The financial services sector exemplified a number of active vocational streams, with several areas identified as viable in this regard, including financial advice, accounting, and asset management. These vocational streams were characterised by strong levels of horizontal and vertical mobility, both within and between firms. The sector is dominated by large employers, who showed strong commitment to career planning, with investment in formal and informal education and training, and progress reviews used to set medium-term career objectives.

Despite no explicit forms of stakeholder cooperation, we argue that, given strong interfirm mobility and weak links between qualifications and career progression, a tacit model of capability development exists. Given the implicit trust that exists between employers, it seems likely that improved information-sharing arrangements (indeed between competitors) might further enhance and coordinate workforce capability.

Vocational labour markets – a new public good?

The findings from this research suggest that coherent external labour markets could be built on the notion of vocational streams. We call this concept a ‘vocational labour market’, which is defined as the labour market for a set of related occupations that share a common set of underpinning knowledge and practices. Our research suggests that such a vocational labour market is most likely to succeed within a geographically localised region or across large organisations within an industry. Importantly, the social actors within such a vocational labour market have a critical role in articulating common goals in workforce capabilities.

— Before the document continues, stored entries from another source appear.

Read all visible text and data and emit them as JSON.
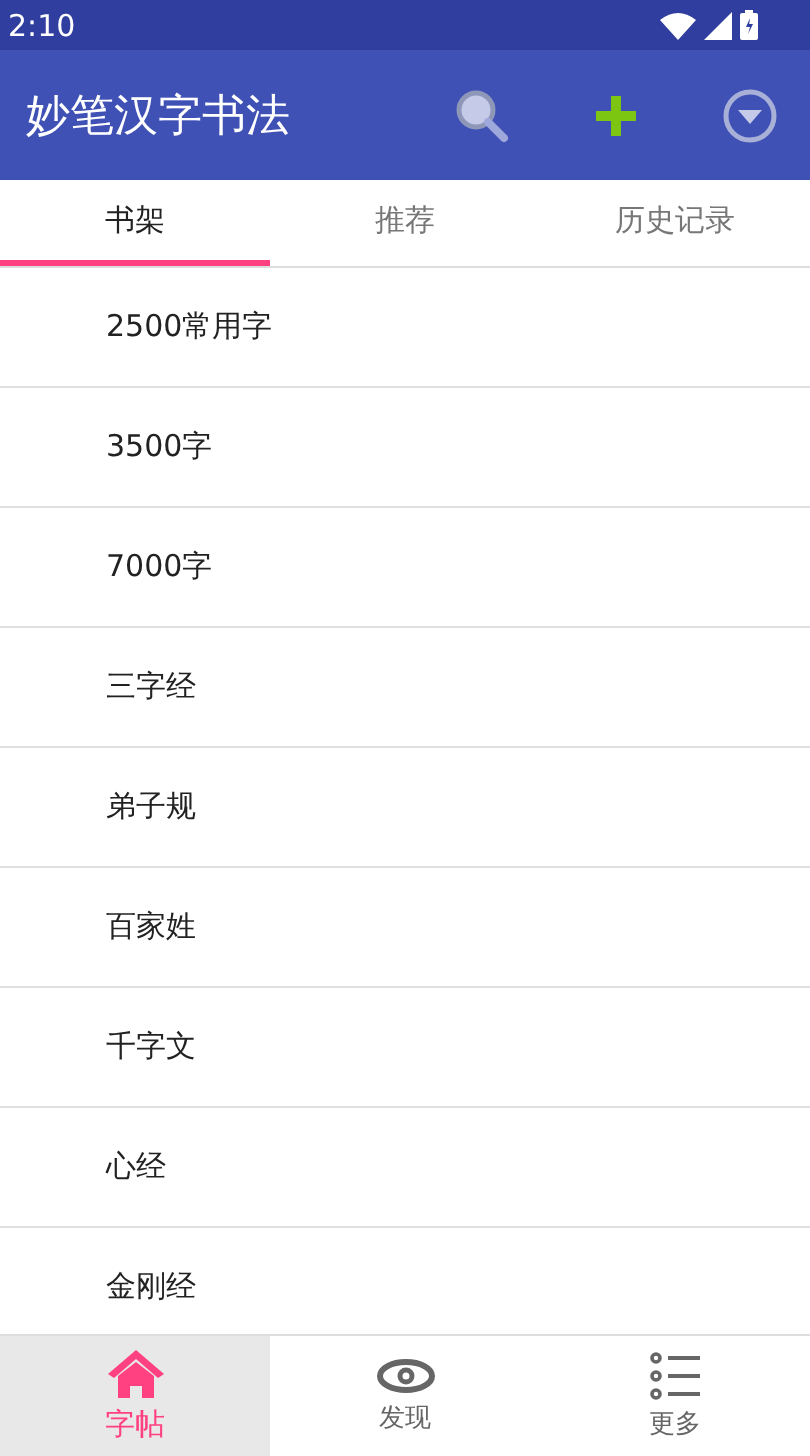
{
  "status_bar": {
    "time": "2:10"
  },
  "app_bar": {
    "title": "妙笔汉字书法"
  },
  "tabs": [
    {
      "label": "书架",
      "selected": true
    },
    {
      "label": "推荐",
      "selected": false
    },
    {
      "label": "历史记录",
      "selected": false
    }
  ],
  "books": [
    "2500常用字",
    "3500字",
    "7000字",
    "三字经",
    "弟子规",
    "百家姓",
    "千字文",
    "心经",
    "金刚经"
  ],
  "bottom_nav": [
    {
      "label": "字帖",
      "kind": "home",
      "selected": true
    },
    {
      "label": "发现",
      "kind": "eye",
      "selected": false
    },
    {
      "label": "更多",
      "kind": "list",
      "selected": false
    }
  ]
}
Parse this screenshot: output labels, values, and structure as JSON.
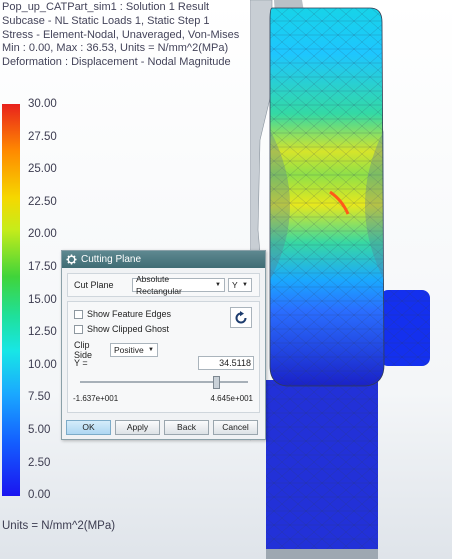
{
  "header": {
    "lines": [
      "Pop_up_CATPart_sim1 : Solution 1 Result",
      "Subcase - NL Static Loads 1, Static Step 1",
      "Stress - Element-Nodal, Unaveraged, Von-Mises",
      "Min : 0.00, Max : 36.53, Units = N/mm^2(MPa)",
      "Deformation : Displacement - Nodal Magnitude"
    ]
  },
  "legend": {
    "values": [
      "30.00",
      "27.50",
      "25.00",
      "22.50",
      "20.00",
      "17.50",
      "15.00",
      "12.50",
      "10.00",
      "7.50",
      "5.00",
      "2.50",
      "0.00"
    ],
    "units": "Units = N/mm^2(MPa)"
  },
  "dialog": {
    "title": "Cutting Plane",
    "cut_plane_label": "Cut Plane",
    "cut_plane_value": "Absolute Rectangular",
    "axis_value": "Y",
    "show_feature_edges": {
      "label": "Show Feature Edges",
      "checked": false
    },
    "show_clipped_ghost": {
      "label": "Show Clipped Ghost",
      "checked": false
    },
    "clip_side_label": "Clip Side",
    "clip_side_value": "Positive",
    "y_label": "Y =",
    "y_value": "34.5118",
    "slider_fraction": 0.81,
    "min_label": "-1.637e+001",
    "max_label": "4.645e+001",
    "buttons": {
      "ok": "OK",
      "apply": "Apply",
      "back": "Back",
      "cancel": "Cancel"
    }
  },
  "colors": {
    "title_bar": "#4a7880",
    "accent_button": "#b8dcf4"
  }
}
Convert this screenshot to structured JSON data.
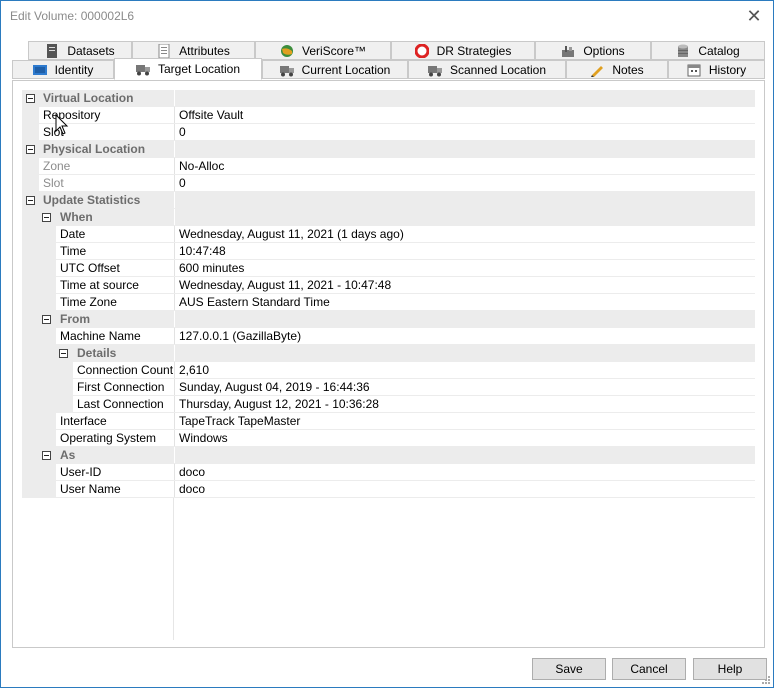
{
  "window": {
    "title": "Edit Volume: 000002L6"
  },
  "tabs_row1": [
    {
      "label": "Datasets",
      "icon": "document-icon"
    },
    {
      "label": "Attributes",
      "icon": "list-icon"
    },
    {
      "label": "VeriScore™",
      "icon": "globe-icon"
    },
    {
      "label": "DR Strategies",
      "icon": "lifebuoy-icon"
    },
    {
      "label": "Options",
      "icon": "tools-icon"
    },
    {
      "label": "Catalog",
      "icon": "database-icon"
    }
  ],
  "tabs_row2": [
    {
      "label": "Identity",
      "icon": "tape-icon"
    },
    {
      "label": "Target Location",
      "icon": "truck-icon",
      "active": true
    },
    {
      "label": "Current Location",
      "icon": "truck-icon"
    },
    {
      "label": "Scanned Location",
      "icon": "truck-icon"
    },
    {
      "label": "Notes",
      "icon": "pencil-icon"
    },
    {
      "label": "History",
      "icon": "calendar-icon"
    }
  ],
  "grid": {
    "virtual_location": {
      "label": "Virtual Location",
      "repository": {
        "name": "Repository",
        "value": "Offsite Vault"
      },
      "slot": {
        "name": "Slot",
        "value": "0"
      }
    },
    "physical_location": {
      "label": "Physical Location",
      "zone": {
        "name": "Zone",
        "value": "No-Alloc"
      },
      "slot": {
        "name": "Slot",
        "value": "0"
      }
    },
    "update_statistics": {
      "label": "Update Statistics",
      "when": {
        "label": "When",
        "date": {
          "name": "Date",
          "value": "Wednesday, August 11, 2021 (1 days ago)"
        },
        "time": {
          "name": "Time",
          "value": "10:47:48"
        },
        "utc_offset": {
          "name": "UTC Offset",
          "value": "600 minutes"
        },
        "time_at_source": {
          "name": "Time at source",
          "value": "Wednesday, August 11, 2021 - 10:47:48"
        },
        "time_zone": {
          "name": "Time Zone",
          "value": "AUS Eastern Standard Time"
        }
      },
      "from": {
        "label": "From",
        "machine_name": {
          "name": "Machine Name",
          "value": "127.0.0.1 (GazillaByte)"
        },
        "details": {
          "label": "Details",
          "connection_count": {
            "name": "Connection Count",
            "value": "2,610"
          },
          "first_connection": {
            "name": "First Connection",
            "value": "Sunday, August 04, 2019 - 16:44:36"
          },
          "last_connection": {
            "name": "Last Connection",
            "value": "Thursday, August 12, 2021 - 10:36:28"
          }
        },
        "interface": {
          "name": "Interface",
          "value": "TapeTrack TapeMaster"
        },
        "operating_system": {
          "name": "Operating System",
          "value": "Windows"
        }
      },
      "as": {
        "label": "As",
        "user_id": {
          "name": "User-ID",
          "value": "doco"
        },
        "user_name": {
          "name": "User Name",
          "value": "doco"
        }
      }
    }
  },
  "buttons": {
    "save": "Save",
    "cancel": "Cancel",
    "help": "Help"
  }
}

A vocational labour market differs from both a traditional internal labour market and an occupational labour market, but possesses traits from both.

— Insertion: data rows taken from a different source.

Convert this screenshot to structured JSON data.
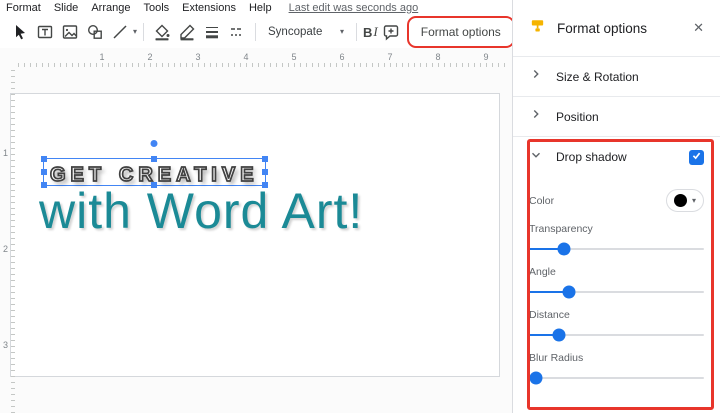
{
  "menubar": {
    "items": [
      "Format",
      "Slide",
      "Arrange",
      "Tools",
      "Extensions",
      "Help"
    ],
    "last_edit": "Last edit was seconds ago"
  },
  "toolbar": {
    "font_name": "Syncopate",
    "bold": "B",
    "italic": "I",
    "format_options": "Format options",
    "more": "⋯"
  },
  "ruler": {
    "h_marks": [
      "1",
      "2",
      "3",
      "4",
      "5",
      "6",
      "7",
      "8",
      "9"
    ],
    "v_marks": [
      "1",
      "2",
      "3"
    ]
  },
  "slide": {
    "line1": "get creative",
    "line2": "with Word Art!"
  },
  "panel": {
    "title": "Format options",
    "close": "✕",
    "size_rotation": "Size & Rotation",
    "position": "Position",
    "drop_shadow": {
      "label": "Drop shadow",
      "enabled": true,
      "color_label": "Color",
      "sliders": [
        {
          "label": "Transparency",
          "pct": 20
        },
        {
          "label": "Angle",
          "pct": 23
        },
        {
          "label": "Distance",
          "pct": 17
        },
        {
          "label": "Blur Radius",
          "pct": 4
        }
      ]
    }
  },
  "colors": {
    "accent_blue": "#1a73e8",
    "selection_blue": "#4285f4",
    "annotation_red": "#e8352b",
    "wordart_teal": "#1b8a96",
    "shadow_color_swatch": "#000000",
    "panel_icon_yellow": "#f5b400"
  }
}
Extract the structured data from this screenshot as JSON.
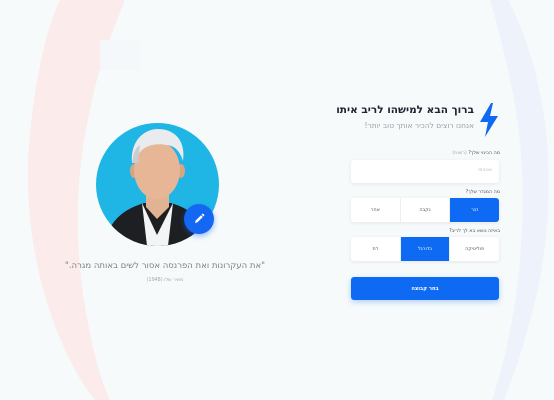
{
  "colors": {
    "accent": "#0f6af3",
    "portrait_bg": "#1fb6e6",
    "page_bg": "#f6fafb"
  },
  "quote": {
    "text": "\"את העקרונות ואת הפרנסה אסור לשים באותה מגרה.\"",
    "author": "מאיר שלו (1948)"
  },
  "header": {
    "logo_icon": "lightning-bolt-icon",
    "title": "ברוך הבא למישהו לריב איתו",
    "subtitle": "אנחנו רוצים להכיר אותך טוב יותר!"
  },
  "form": {
    "name": {
      "label": "מה הכינוי שלך?",
      "optional": "(רשות)",
      "placeholder": "אנונימי",
      "value": ""
    },
    "gender": {
      "label": "מה המגדר שלך?",
      "options": [
        "זכר",
        "נקבה",
        "אחר"
      ],
      "selected": "זכר"
    },
    "topic": {
      "label": "באיזה נושא בא לך לריב?",
      "options": [
        "פוליטיקה",
        "כדורגל",
        "דת"
      ],
      "selected": "כדורגל"
    },
    "submit_label": "בחר קבוצה"
  }
}
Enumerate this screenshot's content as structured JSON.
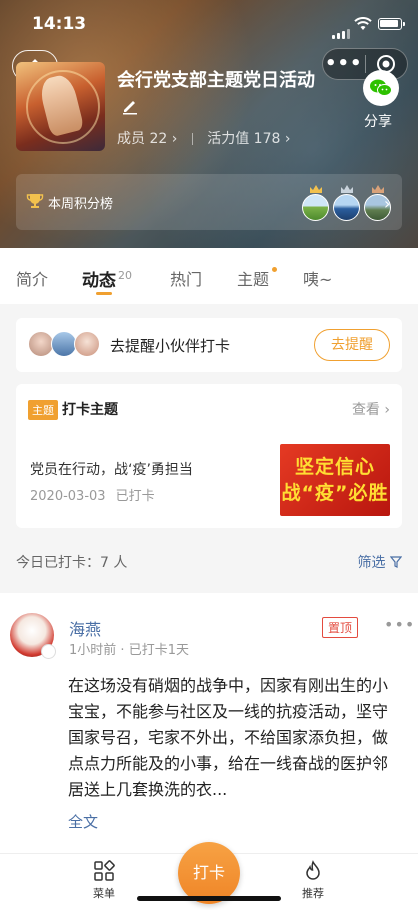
{
  "status": {
    "time": "14:13"
  },
  "group": {
    "title": "会行党支部主题党日活动",
    "members_label": "成员 22",
    "vitality_label": "活力值 178",
    "share_label": "分享",
    "leaderboard_label": "本周积分榜"
  },
  "tabs": [
    {
      "label": "简介"
    },
    {
      "label": "动态",
      "count": "20"
    },
    {
      "label": "热门"
    },
    {
      "label": "主题"
    },
    {
      "label": "咦~"
    }
  ],
  "remind": {
    "text": "去提醒小伙伴打卡",
    "button": "去提醒"
  },
  "topic": {
    "tag": "主题",
    "header": "打卡主题",
    "view": "查看",
    "title": "党员在行动，战‘疫’勇担当",
    "date": "2020-03-03",
    "status": "已打卡",
    "poster_line1": "坚定信心",
    "poster_line2": "战“疫”必胜"
  },
  "checkin": {
    "today": "今日已打卡：7 人",
    "filter": "筛选"
  },
  "post": {
    "author": "海燕",
    "time": "1小时前",
    "streak": "已打卡1天",
    "pinned": "置顶",
    "body": "在这场没有硝烟的战争中，因家有刚出生的小宝宝，不能参与社区及一线的抗疫活动，坚守国家号召，宅家不外出，不给国家添负担，做点点力所能及的小事，给在一线奋战的医护邻居送上几套换洗的衣...",
    "expand": "全文"
  },
  "bottom": {
    "menu": "菜单",
    "checkin": "打卡",
    "recommend": "推荐"
  },
  "colors": {
    "accent": "#f0a030",
    "link": "#4a6fa5",
    "pin": "#e34b3f"
  }
}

The stability of traditional internal labour markets and occupational labour market structures is of declining relevance to Australian workers, most of whom work outside these traditional modes (Grimshaw et al. 2001). Yet, like a traditional internal labour market, a vocational labour market could foster a modern notion of employment security and career progression — not with one employer on a predictable job ladder, but across a range of related occupations, allowing individuals to move horizontally across their field of practice, or vertically into higher levels of technical/supervisory competence. Similar to a traditional occupational labour market, there is an understanding of the core skills and knowledge required to flourish within the field of practice; however, unlike a traditional occupational labour market, it is not necessary for the boundaries around the vocational stream to be anchored in narrowly defined qualifications validated by groups of highly specialised peers.

There is no guarantee that nascent vocational labour markets will flourish in the future. Challenges and risks arise in defining a vocational stream, and particularly for both employers and individuals in relation to who is responsible for adequate skill formation and training quality across a range of related occupations. Investment in these workforce capabilities is likely to be sub-optimal, as neither employers nor employees can be guaranteed a return on their investment. As with traditional occupational labour markets, an argument must be made for strong institutional intervention — either in the form of effective collaboration (and investment of resources) amongst stakeholders, including employer and employee groups, and/or with the investment of public funds to support the development of vocational capabilities.